First, behind the covers and visiting star power, there is in fact a fine Kidjo album here, most of it tucked away in the second half. Grammy voters may differ, but this would have been a better album without Gabriel, Stone, Keys, Groban, and Santana. To these ears, they mostly distract and weight things down. What works best is Kidjo’s own incomparable voice, as well as splendid, grooving guitar and vocal arranging that showcase it beautifully, as on the promising opener, “Ae Ae,” a classic Kidjo hook with a groove that blurs the lines between R&B and Afropop with a chatter of guitars, percussion, balafon, and kora.

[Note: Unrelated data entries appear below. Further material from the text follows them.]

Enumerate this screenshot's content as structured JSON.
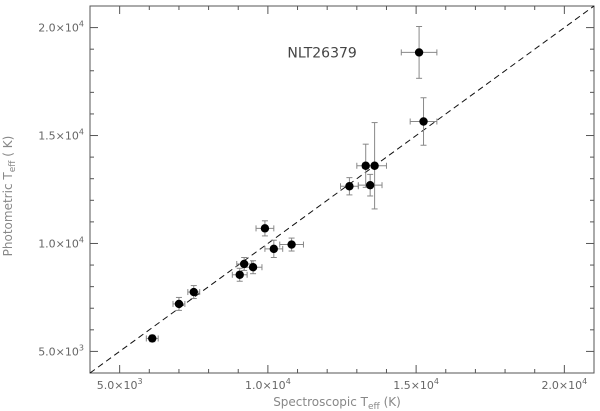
{
  "chart_data": {
    "type": "scatter",
    "title": "",
    "xlabel": "Spectroscopic T",
    "xlabel_sub": "eff",
    "xlabel_unit": " (K)",
    "ylabel": "Photometric T",
    "ylabel_sub": "eff",
    "ylabel_unit": " ( K)",
    "xlim": [
      4000,
      21000
    ],
    "ylim": [
      4000,
      21000
    ],
    "x_ticks": [
      {
        "value": 5000,
        "mantissa": "5.0×10",
        "exp": "3"
      },
      {
        "value": 10000,
        "mantissa": "1.0×10",
        "exp": "4"
      },
      {
        "value": 15000,
        "mantissa": "1.5×10",
        "exp": "4"
      },
      {
        "value": 20000,
        "mantissa": "2.0×10",
        "exp": "4"
      }
    ],
    "y_ticks": [
      {
        "value": 5000,
        "mantissa": "5.0×10",
        "exp": "3"
      },
      {
        "value": 10000,
        "mantissa": "1.0×10",
        "exp": "4"
      },
      {
        "value": 15000,
        "mantissa": "1.5×10",
        "exp": "4"
      },
      {
        "value": 20000,
        "mantissa": "2.0×10",
        "exp": "4"
      }
    ],
    "grid": false,
    "reference_line": {
      "style": "dashed",
      "slope": 1,
      "intercept": 0
    },
    "points": [
      {
        "x": 6100,
        "y": 5600,
        "xerr": 200,
        "yerr": 150
      },
      {
        "x": 7000,
        "y": 7200,
        "xerr": 200,
        "yerr": 300
      },
      {
        "x": 7500,
        "y": 7750,
        "xerr": 200,
        "yerr": 300
      },
      {
        "x": 9050,
        "y": 8550,
        "xerr": 250,
        "yerr": 300
      },
      {
        "x": 9200,
        "y": 9050,
        "xerr": 250,
        "yerr": 300
      },
      {
        "x": 9500,
        "y": 8900,
        "xerr": 300,
        "yerr": 300
      },
      {
        "x": 9900,
        "y": 10700,
        "xerr": 300,
        "yerr": 350
      },
      {
        "x": 10200,
        "y": 9750,
        "xerr": 300,
        "yerr": 400
      },
      {
        "x": 10800,
        "y": 9950,
        "xerr": 400,
        "yerr": 300
      },
      {
        "x": 12750,
        "y": 12650,
        "xerr": 300,
        "yerr": 400
      },
      {
        "x": 13300,
        "y": 13600,
        "xerr": 300,
        "yerr": 1000
      },
      {
        "x": 13450,
        "y": 12700,
        "xerr": 400,
        "yerr": 500
      },
      {
        "x": 13600,
        "y": 13600,
        "xerr": 400,
        "yerr": 2000
      },
      {
        "x": 15100,
        "y": 18850,
        "xerr": 600,
        "yerr": 1200
      },
      {
        "x": 15250,
        "y": 15650,
        "xerr": 450,
        "yerr": 1100
      }
    ],
    "annotations": [
      {
        "text": "NLT26379",
        "x": 13000,
        "y": 18850
      }
    ]
  }
}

After that comes soft-jazz pop with Alicia Keys (“Djin Djin”), a lavish, forced funking up of the Stone’s mystic gem “Gimme Shelter” (this can’t hold a candle to Kidjo’s adaptation of “Voodoo Child”), and a lugubrious duet with Peter Gabriel (“Salala”). By this point, momentum is badly stalled. “Senamou (C’est l’amour)” Kidjo’s lively romp with Malian rock stars Amadou and Mariam, lifts the mood briefly, but “Pearls,” a well intentioned meditation on poverty, bogs down again in overproduced sentimentality. Strings well, Santana wails, and Kidjo and Groban harmonize fabulously, but the freshness and spontaneity of Kidjo’s personality gets buried in an orgy of studio grandiosity.

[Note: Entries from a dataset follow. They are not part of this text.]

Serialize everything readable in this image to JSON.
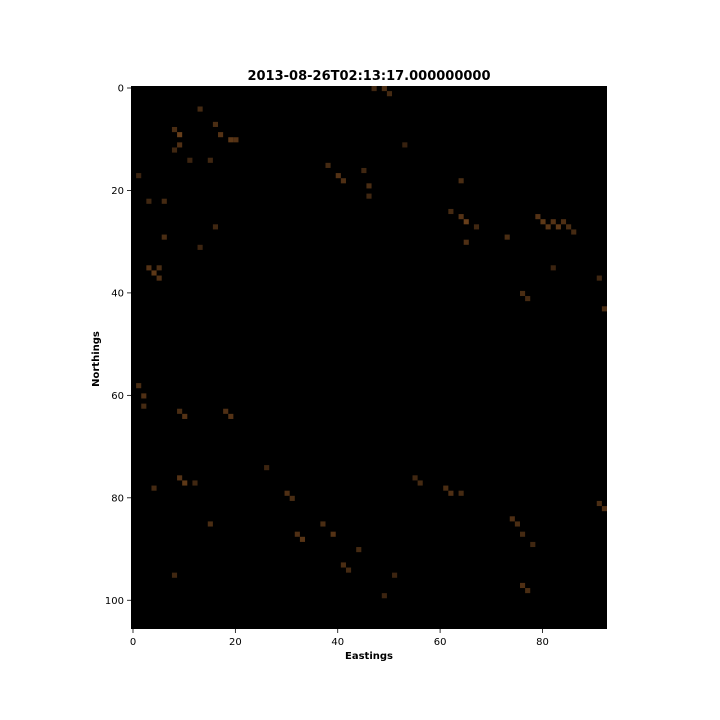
{
  "chart_data": {
    "type": "heatmap",
    "title": "2013-08-26T02:13:17.000000000",
    "xlabel": "Eastings",
    "ylabel": "Northings",
    "xlim": [
      0,
      93
    ],
    "ylim": [
      106,
      0
    ],
    "x_ticks": [
      0,
      20,
      40,
      60,
      80
    ],
    "y_ticks": [
      0,
      20,
      40,
      60,
      80,
      100
    ],
    "x_tick_labels": [
      "0",
      "20",
      "40",
      "60",
      "80"
    ],
    "y_tick_labels": [
      "0",
      "20",
      "40",
      "60",
      "80",
      "100"
    ],
    "background_color": "#000000",
    "cells": [
      {
        "x": 1,
        "y": 17,
        "v": 0.35
      },
      {
        "x": 8,
        "y": 8,
        "v": 0.5
      },
      {
        "x": 9,
        "y": 9,
        "v": 0.8
      },
      {
        "x": 9,
        "y": 11,
        "v": 0.55
      },
      {
        "x": 8,
        "y": 12,
        "v": 0.4
      },
      {
        "x": 13,
        "y": 4,
        "v": 0.45
      },
      {
        "x": 16,
        "y": 7,
        "v": 0.5
      },
      {
        "x": 17,
        "y": 9,
        "v": 0.6
      },
      {
        "x": 19,
        "y": 10,
        "v": 0.7
      },
      {
        "x": 20,
        "y": 10,
        "v": 0.6
      },
      {
        "x": 11,
        "y": 14,
        "v": 0.35
      },
      {
        "x": 15,
        "y": 14,
        "v": 0.4
      },
      {
        "x": 3,
        "y": 22,
        "v": 0.4
      },
      {
        "x": 6,
        "y": 22,
        "v": 0.45
      },
      {
        "x": 6,
        "y": 29,
        "v": 0.5
      },
      {
        "x": 3,
        "y": 35,
        "v": 0.6
      },
      {
        "x": 4,
        "y": 36,
        "v": 0.7
      },
      {
        "x": 5,
        "y": 35,
        "v": 0.5
      },
      {
        "x": 5,
        "y": 37,
        "v": 0.55
      },
      {
        "x": 16,
        "y": 27,
        "v": 0.4
      },
      {
        "x": 13,
        "y": 31,
        "v": 0.35
      },
      {
        "x": 38,
        "y": 15,
        "v": 0.45
      },
      {
        "x": 40,
        "y": 17,
        "v": 0.6
      },
      {
        "x": 41,
        "y": 18,
        "v": 0.55
      },
      {
        "x": 45,
        "y": 16,
        "v": 0.4
      },
      {
        "x": 46,
        "y": 19,
        "v": 0.5
      },
      {
        "x": 46,
        "y": 21,
        "v": 0.4
      },
      {
        "x": 64,
        "y": 18,
        "v": 0.5
      },
      {
        "x": 62,
        "y": 24,
        "v": 0.45
      },
      {
        "x": 64,
        "y": 25,
        "v": 0.6
      },
      {
        "x": 65,
        "y": 26,
        "v": 0.8
      },
      {
        "x": 65,
        "y": 30,
        "v": 0.55
      },
      {
        "x": 67,
        "y": 27,
        "v": 0.4
      },
      {
        "x": 73,
        "y": 29,
        "v": 0.5
      },
      {
        "x": 79,
        "y": 25,
        "v": 0.6
      },
      {
        "x": 80,
        "y": 26,
        "v": 0.7
      },
      {
        "x": 81,
        "y": 27,
        "v": 0.65
      },
      {
        "x": 82,
        "y": 26,
        "v": 0.6
      },
      {
        "x": 83,
        "y": 27,
        "v": 0.7
      },
      {
        "x": 84,
        "y": 26,
        "v": 0.55
      },
      {
        "x": 85,
        "y": 27,
        "v": 0.5
      },
      {
        "x": 86,
        "y": 28,
        "v": 0.45
      },
      {
        "x": 82,
        "y": 35,
        "v": 0.35
      },
      {
        "x": 91,
        "y": 37,
        "v": 0.4
      },
      {
        "x": 76,
        "y": 40,
        "v": 0.5
      },
      {
        "x": 77,
        "y": 41,
        "v": 0.45
      },
      {
        "x": 92,
        "y": 43,
        "v": 0.5
      },
      {
        "x": 1,
        "y": 58,
        "v": 0.5
      },
      {
        "x": 2,
        "y": 60,
        "v": 0.55
      },
      {
        "x": 2,
        "y": 62,
        "v": 0.45
      },
      {
        "x": 9,
        "y": 63,
        "v": 0.5
      },
      {
        "x": 10,
        "y": 64,
        "v": 0.6
      },
      {
        "x": 18,
        "y": 63,
        "v": 0.55
      },
      {
        "x": 19,
        "y": 64,
        "v": 0.6
      },
      {
        "x": 26,
        "y": 74,
        "v": 0.35
      },
      {
        "x": 9,
        "y": 76,
        "v": 0.6
      },
      {
        "x": 10,
        "y": 77,
        "v": 0.7
      },
      {
        "x": 4,
        "y": 78,
        "v": 0.45
      },
      {
        "x": 12,
        "y": 77,
        "v": 0.4
      },
      {
        "x": 30,
        "y": 79,
        "v": 0.55
      },
      {
        "x": 31,
        "y": 80,
        "v": 0.5
      },
      {
        "x": 55,
        "y": 76,
        "v": 0.4
      },
      {
        "x": 56,
        "y": 77,
        "v": 0.45
      },
      {
        "x": 61,
        "y": 78,
        "v": 0.5
      },
      {
        "x": 62,
        "y": 79,
        "v": 0.55
      },
      {
        "x": 64,
        "y": 79,
        "v": 0.45
      },
      {
        "x": 91,
        "y": 81,
        "v": 0.5
      },
      {
        "x": 92,
        "y": 82,
        "v": 0.55
      },
      {
        "x": 15,
        "y": 85,
        "v": 0.5
      },
      {
        "x": 32,
        "y": 87,
        "v": 0.55
      },
      {
        "x": 33,
        "y": 88,
        "v": 0.65
      },
      {
        "x": 37,
        "y": 85,
        "v": 0.5
      },
      {
        "x": 39,
        "y": 87,
        "v": 0.6
      },
      {
        "x": 44,
        "y": 90,
        "v": 0.45
      },
      {
        "x": 74,
        "y": 84,
        "v": 0.55
      },
      {
        "x": 75,
        "y": 85,
        "v": 0.5
      },
      {
        "x": 76,
        "y": 87,
        "v": 0.45
      },
      {
        "x": 78,
        "y": 89,
        "v": 0.4
      },
      {
        "x": 41,
        "y": 93,
        "v": 0.5
      },
      {
        "x": 42,
        "y": 94,
        "v": 0.45
      },
      {
        "x": 8,
        "y": 95,
        "v": 0.4
      },
      {
        "x": 51,
        "y": 95,
        "v": 0.35
      },
      {
        "x": 76,
        "y": 97,
        "v": 0.55
      },
      {
        "x": 77,
        "y": 98,
        "v": 0.5
      },
      {
        "x": 49,
        "y": 99,
        "v": 0.35
      },
      {
        "x": 49,
        "y": 0,
        "v": 0.5
      },
      {
        "x": 50,
        "y": 1,
        "v": 0.45
      },
      {
        "x": 47,
        "y": 0,
        "v": 0.4
      },
      {
        "x": 53,
        "y": 11,
        "v": 0.3
      }
    ],
    "colors": {
      "cell_low": "#1a0f08",
      "cell_high": "#7a4a1e"
    }
  }
}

“Sedgedo,” Kidjo’s satisfying duo with Ziggy Marley, marks the turning point, and from here Kidjo and her band get busy on a terrific string of originals. “Papa,” a child’s complaint about divorce, builds irresistibly, enriched by the Antibalas horns and interwoven kora and balafon. “Arouna” purveys African spirituality in layered voices with Kidjo crying and growling as only she can. “Awan N’La” and “Emma” incorporate more great vocal layering that echoes the best South African choral work. The melodious “Emma” also includes a tasty silvering of pedal steel guitar from Larry Campbell. And on “Mama Golo Papa”—as joyous a song as Kidjo has produced to date—guitar sounds blend gloriously, drawing on diverse styles and genres to arrive at a blissful union. After that, Kidjo’s take on “Bolero,” “Lonlon,” really hits the spot, beginning with voices and gradually adding texture—kora, balafon, guitars, percussion—to reach soul intensity Ravel could never have imagined
Bottom line: Kidjo deserves her Grammy, not only for her long years of adventurous, provocative work, but for this deeply mature album. It’s just too bad she had to be saddled with trendsetters and rock dinosaurs to get the world’s attention.